Thomas Royde – une silhouette assez lourde, mais un visage ouvert et loyal – ne répondit pas. C’était un homme qui parlait peu et ses amis avaient appris à juger de ses réactions par la nature même de ses silences. Mais il se mit en route, traversant la pièce pour rejoindre son ami. Il marchait de façon assez bizarre, un peu de travers à la manière des crabes, ce qui lui avait valu le surnom de Bernard-l’Ermite. Souvenir d’un tremblement de terre, dans lequel il avait été coincé dans une porte. Depuis, son bras droit ne lui servait plus guère et cette infirmité, comme aussi la réserve de ses manières, portait assez souvent les gens à le croire gauche et timide. Il ne l’était pourtant que par occasions.
Allen Drake prépara les boissons, leva son verre et dit :
— Alors, mon petit vieux, à tes vacances !
Royde répondit par un vague grognement.
Allen Drake sourit.
— Toujours flegmatique, à ce que je vois ! dit-il. Je ne sais pas comment tu peux faire !… Il y a combien de temps que tu n’es pas allé en Angleterre ?
— Sept ans… Presque huit !
— Ça commence à bien faire !… Le miracle, c’est que tu ne sois pas devenu tout à fait un indigène !
— Je le suis peut-être devenu…
Il y eut un silence.
— Et tu as fait des projets pour la durée de ton séjour là-bas ? demanda Drake.
— Mon Dieu… Oui et non…
Le visage tanné de Thomas Royde avait viré au rouge brique.
— Tiens ! Tiens ! s’exclama joyeusement Drake. Il y a une femme là-dessous !
— Ne dis donc pas de bêtises !
Royde tira de sa vieille pipe quelques bouffées précipitées, puis, rompant avec toutes ses habitudes, il prolongea la conversation. Généralement, il ne parlait jamais le premier.
— J’ai idée, dit-il, que je vais trouver du changement là-bas !
— Je me suis toujours demandé, fit Drake, pourquoi, à ton dernier congé, tu avais brusquement décidé de ne pas aller en Angleterre. Et au dernier moment encore !
Royde haussa les épaules.
— Cette chasse aux fauves me tentait… Et puis, je venais de recevoir de mauvaises nouvelles d’Angleterre.
— Excuse-moi, je l’avais oublié… La mort de ton frère, tué dans ce stupide accident d’auto…
Royde fit oui de la tête.
Drake, cependant, se disait que c’était là une raison bien curieuse de renoncer à un séjour en Angleterre. Après tout, Thomas avait une mère et, à ce moment-là plus qu’à tout autre, elle eût été heureuse de le revoir. Et, soudain, Drake se souvint d’une chose : Thomas avait annulé son passage avant que ne lui parvînt la nouvelle de la mort de son frère. Drôle d’oiseau, quand même !

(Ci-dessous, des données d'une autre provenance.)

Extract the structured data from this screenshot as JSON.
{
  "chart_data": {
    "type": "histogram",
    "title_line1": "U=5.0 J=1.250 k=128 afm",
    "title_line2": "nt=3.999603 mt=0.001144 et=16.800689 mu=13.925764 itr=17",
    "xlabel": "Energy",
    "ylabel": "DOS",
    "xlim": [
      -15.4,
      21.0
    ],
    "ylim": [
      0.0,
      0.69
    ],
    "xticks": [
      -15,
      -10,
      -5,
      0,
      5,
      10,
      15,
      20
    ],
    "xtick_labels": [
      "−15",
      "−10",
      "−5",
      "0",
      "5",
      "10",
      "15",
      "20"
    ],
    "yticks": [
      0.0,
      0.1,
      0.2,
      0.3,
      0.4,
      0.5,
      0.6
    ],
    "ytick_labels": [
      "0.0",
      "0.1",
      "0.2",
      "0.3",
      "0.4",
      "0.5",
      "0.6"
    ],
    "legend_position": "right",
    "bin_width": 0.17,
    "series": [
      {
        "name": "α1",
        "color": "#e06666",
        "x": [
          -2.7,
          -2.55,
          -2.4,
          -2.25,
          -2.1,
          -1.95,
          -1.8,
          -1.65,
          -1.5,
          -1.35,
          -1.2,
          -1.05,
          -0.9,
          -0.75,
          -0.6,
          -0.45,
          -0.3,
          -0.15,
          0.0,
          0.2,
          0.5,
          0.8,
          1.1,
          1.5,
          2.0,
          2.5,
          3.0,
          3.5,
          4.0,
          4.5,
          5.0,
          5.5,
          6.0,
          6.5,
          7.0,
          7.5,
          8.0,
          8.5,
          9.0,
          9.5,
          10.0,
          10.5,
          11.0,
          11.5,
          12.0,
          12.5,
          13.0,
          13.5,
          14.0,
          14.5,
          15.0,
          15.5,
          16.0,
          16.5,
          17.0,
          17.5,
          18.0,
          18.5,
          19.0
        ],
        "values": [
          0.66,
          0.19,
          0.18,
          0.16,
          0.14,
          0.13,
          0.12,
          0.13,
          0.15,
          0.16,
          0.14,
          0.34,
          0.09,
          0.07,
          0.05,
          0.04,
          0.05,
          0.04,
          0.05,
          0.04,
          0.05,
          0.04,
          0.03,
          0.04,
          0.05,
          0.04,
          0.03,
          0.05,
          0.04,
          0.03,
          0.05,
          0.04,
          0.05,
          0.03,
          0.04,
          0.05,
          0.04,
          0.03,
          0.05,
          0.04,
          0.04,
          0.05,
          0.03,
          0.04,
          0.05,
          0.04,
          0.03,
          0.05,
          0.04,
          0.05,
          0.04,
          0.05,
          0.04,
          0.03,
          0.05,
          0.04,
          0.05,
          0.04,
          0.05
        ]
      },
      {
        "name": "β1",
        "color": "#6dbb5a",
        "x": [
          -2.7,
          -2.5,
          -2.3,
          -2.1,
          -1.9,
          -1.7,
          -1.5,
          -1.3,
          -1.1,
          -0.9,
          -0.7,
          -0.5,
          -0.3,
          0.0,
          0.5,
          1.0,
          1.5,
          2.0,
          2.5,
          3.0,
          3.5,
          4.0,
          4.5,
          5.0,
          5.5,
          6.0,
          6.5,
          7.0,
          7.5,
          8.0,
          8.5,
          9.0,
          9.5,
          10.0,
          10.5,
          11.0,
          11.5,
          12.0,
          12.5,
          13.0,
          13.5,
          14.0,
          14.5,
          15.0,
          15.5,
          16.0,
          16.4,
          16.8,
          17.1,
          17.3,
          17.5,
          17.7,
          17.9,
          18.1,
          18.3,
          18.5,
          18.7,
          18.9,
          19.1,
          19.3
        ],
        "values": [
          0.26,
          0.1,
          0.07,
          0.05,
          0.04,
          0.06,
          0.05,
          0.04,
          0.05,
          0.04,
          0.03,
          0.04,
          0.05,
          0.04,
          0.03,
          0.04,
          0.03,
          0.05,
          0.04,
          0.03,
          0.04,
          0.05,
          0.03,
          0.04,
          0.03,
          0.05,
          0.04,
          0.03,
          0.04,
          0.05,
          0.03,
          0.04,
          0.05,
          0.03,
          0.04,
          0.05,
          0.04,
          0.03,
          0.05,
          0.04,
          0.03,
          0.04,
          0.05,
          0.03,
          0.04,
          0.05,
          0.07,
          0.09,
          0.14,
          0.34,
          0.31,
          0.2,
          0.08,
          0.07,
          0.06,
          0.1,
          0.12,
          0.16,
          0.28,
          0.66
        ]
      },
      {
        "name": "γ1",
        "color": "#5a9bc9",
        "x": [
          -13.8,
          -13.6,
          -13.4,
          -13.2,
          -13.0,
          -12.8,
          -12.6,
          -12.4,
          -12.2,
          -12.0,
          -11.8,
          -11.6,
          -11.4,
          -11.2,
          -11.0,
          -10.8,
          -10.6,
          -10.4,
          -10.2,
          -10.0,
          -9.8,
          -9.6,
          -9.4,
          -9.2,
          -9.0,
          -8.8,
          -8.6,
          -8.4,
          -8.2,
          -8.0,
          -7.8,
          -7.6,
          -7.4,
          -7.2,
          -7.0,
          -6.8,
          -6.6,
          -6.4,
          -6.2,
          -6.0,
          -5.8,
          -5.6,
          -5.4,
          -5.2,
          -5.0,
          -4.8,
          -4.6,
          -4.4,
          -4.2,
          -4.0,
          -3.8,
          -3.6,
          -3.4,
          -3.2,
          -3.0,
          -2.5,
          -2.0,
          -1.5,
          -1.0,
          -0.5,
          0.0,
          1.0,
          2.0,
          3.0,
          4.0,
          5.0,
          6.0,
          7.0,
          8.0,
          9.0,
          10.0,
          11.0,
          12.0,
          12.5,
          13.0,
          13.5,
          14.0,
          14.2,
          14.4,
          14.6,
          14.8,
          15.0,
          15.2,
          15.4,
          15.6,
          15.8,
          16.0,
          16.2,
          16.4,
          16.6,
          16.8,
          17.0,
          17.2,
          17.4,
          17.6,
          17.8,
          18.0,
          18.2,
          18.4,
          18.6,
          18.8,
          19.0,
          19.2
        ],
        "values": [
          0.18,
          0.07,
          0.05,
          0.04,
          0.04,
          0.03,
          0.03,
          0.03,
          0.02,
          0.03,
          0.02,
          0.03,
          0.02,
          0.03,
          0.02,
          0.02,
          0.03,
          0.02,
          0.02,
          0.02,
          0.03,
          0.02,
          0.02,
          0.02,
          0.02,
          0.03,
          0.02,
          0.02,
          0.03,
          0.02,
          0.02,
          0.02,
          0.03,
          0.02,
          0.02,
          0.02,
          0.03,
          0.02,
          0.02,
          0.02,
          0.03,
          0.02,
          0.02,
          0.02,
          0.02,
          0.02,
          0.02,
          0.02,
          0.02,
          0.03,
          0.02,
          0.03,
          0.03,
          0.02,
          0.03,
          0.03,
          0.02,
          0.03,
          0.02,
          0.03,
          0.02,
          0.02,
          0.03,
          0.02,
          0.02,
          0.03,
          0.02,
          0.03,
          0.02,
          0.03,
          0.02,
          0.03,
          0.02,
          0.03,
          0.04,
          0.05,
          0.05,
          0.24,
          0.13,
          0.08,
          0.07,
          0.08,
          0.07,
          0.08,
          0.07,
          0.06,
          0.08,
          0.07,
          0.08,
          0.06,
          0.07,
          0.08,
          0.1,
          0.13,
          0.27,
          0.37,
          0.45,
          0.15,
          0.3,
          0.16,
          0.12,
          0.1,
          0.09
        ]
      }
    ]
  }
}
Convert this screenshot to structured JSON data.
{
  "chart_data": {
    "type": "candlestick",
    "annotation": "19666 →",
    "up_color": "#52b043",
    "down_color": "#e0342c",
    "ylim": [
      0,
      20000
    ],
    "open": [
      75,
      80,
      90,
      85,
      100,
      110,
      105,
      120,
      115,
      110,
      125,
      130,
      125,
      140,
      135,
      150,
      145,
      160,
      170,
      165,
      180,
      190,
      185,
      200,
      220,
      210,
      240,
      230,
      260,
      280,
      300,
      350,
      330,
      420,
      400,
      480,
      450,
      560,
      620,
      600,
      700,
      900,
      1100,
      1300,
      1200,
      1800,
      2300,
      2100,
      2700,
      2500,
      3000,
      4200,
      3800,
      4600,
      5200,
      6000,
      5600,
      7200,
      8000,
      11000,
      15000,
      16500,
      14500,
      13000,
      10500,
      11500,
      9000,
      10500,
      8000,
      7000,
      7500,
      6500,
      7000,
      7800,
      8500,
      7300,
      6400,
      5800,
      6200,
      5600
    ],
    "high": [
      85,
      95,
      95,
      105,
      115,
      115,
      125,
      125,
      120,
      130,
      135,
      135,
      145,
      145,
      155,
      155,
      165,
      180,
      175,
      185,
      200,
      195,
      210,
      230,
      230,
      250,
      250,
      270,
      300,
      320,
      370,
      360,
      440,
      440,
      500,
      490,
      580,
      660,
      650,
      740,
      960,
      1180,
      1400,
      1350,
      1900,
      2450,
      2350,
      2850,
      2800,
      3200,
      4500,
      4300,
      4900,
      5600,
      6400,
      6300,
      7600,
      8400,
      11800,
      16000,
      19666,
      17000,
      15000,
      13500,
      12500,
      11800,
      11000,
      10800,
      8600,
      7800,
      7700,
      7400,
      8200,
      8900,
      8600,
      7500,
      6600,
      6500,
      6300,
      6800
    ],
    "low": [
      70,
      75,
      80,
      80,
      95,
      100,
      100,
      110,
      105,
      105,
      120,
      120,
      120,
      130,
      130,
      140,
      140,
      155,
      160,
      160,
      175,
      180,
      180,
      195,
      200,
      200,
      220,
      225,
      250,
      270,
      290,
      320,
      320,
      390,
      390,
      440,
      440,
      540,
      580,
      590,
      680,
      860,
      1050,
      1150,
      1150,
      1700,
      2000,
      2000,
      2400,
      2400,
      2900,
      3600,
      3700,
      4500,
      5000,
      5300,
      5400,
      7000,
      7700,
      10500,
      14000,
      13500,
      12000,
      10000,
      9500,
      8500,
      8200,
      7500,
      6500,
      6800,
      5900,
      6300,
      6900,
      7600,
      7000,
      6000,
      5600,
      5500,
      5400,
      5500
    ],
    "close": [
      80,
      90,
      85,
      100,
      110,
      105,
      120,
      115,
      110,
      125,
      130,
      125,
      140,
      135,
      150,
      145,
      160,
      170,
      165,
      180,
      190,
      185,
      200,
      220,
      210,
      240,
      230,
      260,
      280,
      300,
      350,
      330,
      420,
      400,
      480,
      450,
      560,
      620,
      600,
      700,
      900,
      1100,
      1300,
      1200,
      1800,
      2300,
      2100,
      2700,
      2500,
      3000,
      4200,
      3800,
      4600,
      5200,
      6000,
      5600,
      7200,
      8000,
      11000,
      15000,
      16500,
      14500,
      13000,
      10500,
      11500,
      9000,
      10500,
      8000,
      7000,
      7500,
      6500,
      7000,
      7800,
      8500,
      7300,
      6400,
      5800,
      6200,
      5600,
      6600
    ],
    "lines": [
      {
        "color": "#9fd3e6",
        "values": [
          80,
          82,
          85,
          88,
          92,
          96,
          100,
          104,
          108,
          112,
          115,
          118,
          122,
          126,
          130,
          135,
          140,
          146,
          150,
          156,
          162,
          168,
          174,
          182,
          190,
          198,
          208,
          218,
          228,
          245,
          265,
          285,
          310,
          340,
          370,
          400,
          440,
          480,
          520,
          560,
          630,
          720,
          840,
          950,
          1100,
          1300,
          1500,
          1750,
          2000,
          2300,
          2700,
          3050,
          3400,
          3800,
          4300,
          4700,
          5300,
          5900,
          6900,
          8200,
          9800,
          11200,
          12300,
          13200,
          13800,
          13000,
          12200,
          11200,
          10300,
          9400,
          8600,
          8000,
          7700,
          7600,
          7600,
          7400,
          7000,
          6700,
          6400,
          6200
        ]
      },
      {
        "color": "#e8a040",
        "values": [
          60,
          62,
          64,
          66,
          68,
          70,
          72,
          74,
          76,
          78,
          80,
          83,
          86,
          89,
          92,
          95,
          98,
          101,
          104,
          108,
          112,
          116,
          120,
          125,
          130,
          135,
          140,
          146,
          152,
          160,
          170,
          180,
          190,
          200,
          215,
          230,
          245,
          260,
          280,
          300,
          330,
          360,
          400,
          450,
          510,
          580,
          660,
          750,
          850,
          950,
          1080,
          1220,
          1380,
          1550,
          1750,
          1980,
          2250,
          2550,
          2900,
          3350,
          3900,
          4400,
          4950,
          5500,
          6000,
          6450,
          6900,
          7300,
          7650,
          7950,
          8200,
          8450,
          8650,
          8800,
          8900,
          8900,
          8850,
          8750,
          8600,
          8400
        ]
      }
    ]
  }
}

— Ton frère et toi, dit-il, vous étiez de grands copains ?
— Adrian et moi ?… Pas tellement !… On n’avait pas suivi les mêmes routes. Il était au barreau…
— Oui, bien sûr. C’est une autre existence que la nôtre. Un appartement à Londres, des soirées, des dîners, une vie qu’on gagne en faisant travailler sa langue…
Drake pensait qu’Adrian devait, en effet, être un type bien différent de Thomas-le-Taciturne.
— Ta mère vit toujours ? demanda-t-il.
— Oui.
— Et tu as aussi une sœur, je crois ?
— Non.
— Ah ? Je croyais… Sur cet instantané, pourtant…
— Ce n’est pas ma sœur, c’est une parente, une vague cousine… Élevée avec nous parce qu’elle était orpheline…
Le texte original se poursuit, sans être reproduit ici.